Regarding the high incidence of humanitarian cases being landed, Mr. Kurland, I would guess that the majority of them are failed asylum seekers that the department will not send back because by that time it would be inhumane to do so. We are the country of choice for human smuggling. Why? The human smugglers — and they are international syndicates; they are professionals — may be operating out of Istanbul or some other country. You can never get them. If you get the smuggler, it will be someone working for the syndicate, one of the minor officials, the captain of the boat or some of the crew. You do not get the big ones. It is a much bigger problem than that.

The Chair: We have only five minutes left. I have three senators on my list. If we can have quick questions from each of the three, we will then wrap up in five minutes.

Senator Cordy: Mr. Ryan, I agree with you. If we are proactive and help immigrants make good choices, then we will save a pile of money in both enforcement and time. That is a positive statement.

Thank you all very much. This has been most informative and helpful. Mr. Kurland, I am interested in the idea that you threw out when you told us that over $200 million in Canadian commissions is being sent overseas. You suggested a trust fund. That can be done by regulation. Perhaps you could give us more detail on that. Perhaps we could make that as an observation to red flag it for the minister.

Mr. Kurland: The trust fund mechanisms exist now in every jurisdiction. If you are a lawyer, you can have a trust fund. If you are a consultant, you can have a trust fund. The mechanism is there — just pour gas into the tank.

Senator Martin: Thank you so much for your expertise and for articulating your justification and reasons for this bill. I think we all are in agreement.

I have a question to ask because you are here, as well as Mr. Kurland and the others. It relates to what happens with many of the international students who end up immigrating as well. In B.C., for example, in the Coquitlam school district, this is a multi-billion dollar business across Canada.

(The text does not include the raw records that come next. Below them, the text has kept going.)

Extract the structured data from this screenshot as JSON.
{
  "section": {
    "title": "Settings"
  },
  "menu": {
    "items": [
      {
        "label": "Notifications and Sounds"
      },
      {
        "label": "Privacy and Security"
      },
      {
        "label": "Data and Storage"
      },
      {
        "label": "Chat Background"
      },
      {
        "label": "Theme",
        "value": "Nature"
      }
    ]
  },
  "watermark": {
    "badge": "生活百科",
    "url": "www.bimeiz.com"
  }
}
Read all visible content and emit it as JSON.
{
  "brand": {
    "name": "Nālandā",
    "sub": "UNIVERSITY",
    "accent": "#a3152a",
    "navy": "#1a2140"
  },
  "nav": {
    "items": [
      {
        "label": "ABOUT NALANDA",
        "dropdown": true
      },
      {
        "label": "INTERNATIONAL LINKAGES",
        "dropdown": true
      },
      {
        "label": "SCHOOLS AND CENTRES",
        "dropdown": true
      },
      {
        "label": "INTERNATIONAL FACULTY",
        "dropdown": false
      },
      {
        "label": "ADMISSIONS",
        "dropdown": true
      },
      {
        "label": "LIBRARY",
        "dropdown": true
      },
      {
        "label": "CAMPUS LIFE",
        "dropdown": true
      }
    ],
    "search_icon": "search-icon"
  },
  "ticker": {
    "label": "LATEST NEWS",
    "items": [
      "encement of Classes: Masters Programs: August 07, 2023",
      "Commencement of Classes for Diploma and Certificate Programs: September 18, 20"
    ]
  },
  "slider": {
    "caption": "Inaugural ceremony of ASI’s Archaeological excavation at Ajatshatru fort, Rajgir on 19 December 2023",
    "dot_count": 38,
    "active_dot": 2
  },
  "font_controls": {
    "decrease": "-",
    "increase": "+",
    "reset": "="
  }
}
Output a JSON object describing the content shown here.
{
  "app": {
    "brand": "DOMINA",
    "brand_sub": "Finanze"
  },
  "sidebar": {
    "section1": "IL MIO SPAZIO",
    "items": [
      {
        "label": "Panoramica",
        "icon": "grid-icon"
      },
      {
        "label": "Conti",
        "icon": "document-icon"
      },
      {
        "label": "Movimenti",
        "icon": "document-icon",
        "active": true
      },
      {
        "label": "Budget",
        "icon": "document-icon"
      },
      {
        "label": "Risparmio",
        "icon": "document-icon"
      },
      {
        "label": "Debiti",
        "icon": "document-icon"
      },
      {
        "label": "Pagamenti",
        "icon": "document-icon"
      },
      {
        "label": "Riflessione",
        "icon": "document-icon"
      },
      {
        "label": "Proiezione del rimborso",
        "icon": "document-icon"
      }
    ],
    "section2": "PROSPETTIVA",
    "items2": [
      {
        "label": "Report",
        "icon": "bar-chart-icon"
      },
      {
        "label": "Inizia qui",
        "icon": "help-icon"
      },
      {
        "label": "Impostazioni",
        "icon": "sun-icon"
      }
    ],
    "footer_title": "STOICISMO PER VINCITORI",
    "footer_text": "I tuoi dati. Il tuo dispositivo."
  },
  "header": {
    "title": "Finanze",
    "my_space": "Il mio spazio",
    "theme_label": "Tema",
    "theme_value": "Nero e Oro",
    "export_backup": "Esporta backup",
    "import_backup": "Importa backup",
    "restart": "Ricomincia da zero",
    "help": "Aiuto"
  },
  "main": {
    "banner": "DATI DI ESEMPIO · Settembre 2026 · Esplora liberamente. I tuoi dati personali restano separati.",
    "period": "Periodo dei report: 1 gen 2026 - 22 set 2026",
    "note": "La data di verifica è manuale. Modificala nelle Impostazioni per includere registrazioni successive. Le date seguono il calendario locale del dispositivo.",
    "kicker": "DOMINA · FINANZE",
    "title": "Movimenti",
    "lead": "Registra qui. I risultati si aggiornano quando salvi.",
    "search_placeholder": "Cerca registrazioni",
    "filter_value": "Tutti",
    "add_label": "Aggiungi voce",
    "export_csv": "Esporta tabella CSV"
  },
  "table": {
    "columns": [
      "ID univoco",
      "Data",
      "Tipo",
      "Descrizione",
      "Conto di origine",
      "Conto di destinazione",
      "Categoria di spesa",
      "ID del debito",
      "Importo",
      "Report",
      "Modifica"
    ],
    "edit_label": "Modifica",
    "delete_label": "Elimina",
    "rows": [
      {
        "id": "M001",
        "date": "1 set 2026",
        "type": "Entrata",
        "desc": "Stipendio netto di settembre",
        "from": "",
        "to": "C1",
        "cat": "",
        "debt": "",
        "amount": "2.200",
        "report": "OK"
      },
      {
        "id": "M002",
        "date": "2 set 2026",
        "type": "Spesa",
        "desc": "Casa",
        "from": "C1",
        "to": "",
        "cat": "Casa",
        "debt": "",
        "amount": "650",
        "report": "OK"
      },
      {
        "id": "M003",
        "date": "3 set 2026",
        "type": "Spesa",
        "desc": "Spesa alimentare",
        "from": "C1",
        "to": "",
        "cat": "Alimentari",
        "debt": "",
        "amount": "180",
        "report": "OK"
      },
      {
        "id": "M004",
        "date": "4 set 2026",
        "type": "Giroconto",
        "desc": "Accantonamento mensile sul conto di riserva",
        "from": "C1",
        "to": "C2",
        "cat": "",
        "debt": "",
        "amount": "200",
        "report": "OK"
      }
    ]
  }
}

I believe that education is one of our greatest assets. Potentially, these are the same consultants who, at times, are victimizing the family. Will this bill also address the concerns that are attached to that industry?

Mr. Thomson: An issue that existed previously with the existing act was that the act did not control the process before an application was submitted to the minister. This bill provides the minister with the ability to regulate and control all aspects of counselling, advising or providing any information that would fall under the definition of what an immigration consultant would be doing. It would be captured by this bill.

This is closing off a major loophole that has allowed educational agents, student consultants and temporary worker recruiters to be active and skirt around our legislation. The minister has taken an important step to close this loophole. It will significantly improve the regulation of students and temporary foreign workers just by insisting that everyone who provides any type of information or guidance must be regulated.

The Chair: Any other comment? The final question is from Senator Eaton.

Senator Eaton: I wanted to clear something up. There is a bill presently in front of the House of Commons that Minister Kenney has put forward that deals with trafficking, boatloads of people and asylum seekers. Eventually, that will come here.

The Chair: Eventually that will come here, and you can come back and tell us about that.

Thank you very much to our panellists. You have given us a lot of good information to think about. We appreciate your being here.

Members of the committee, this completes our sessions for today. We are back on Bill C-35 on Wednesday at 4:15. Hopefully, that will be the last meeting on Bill C-35.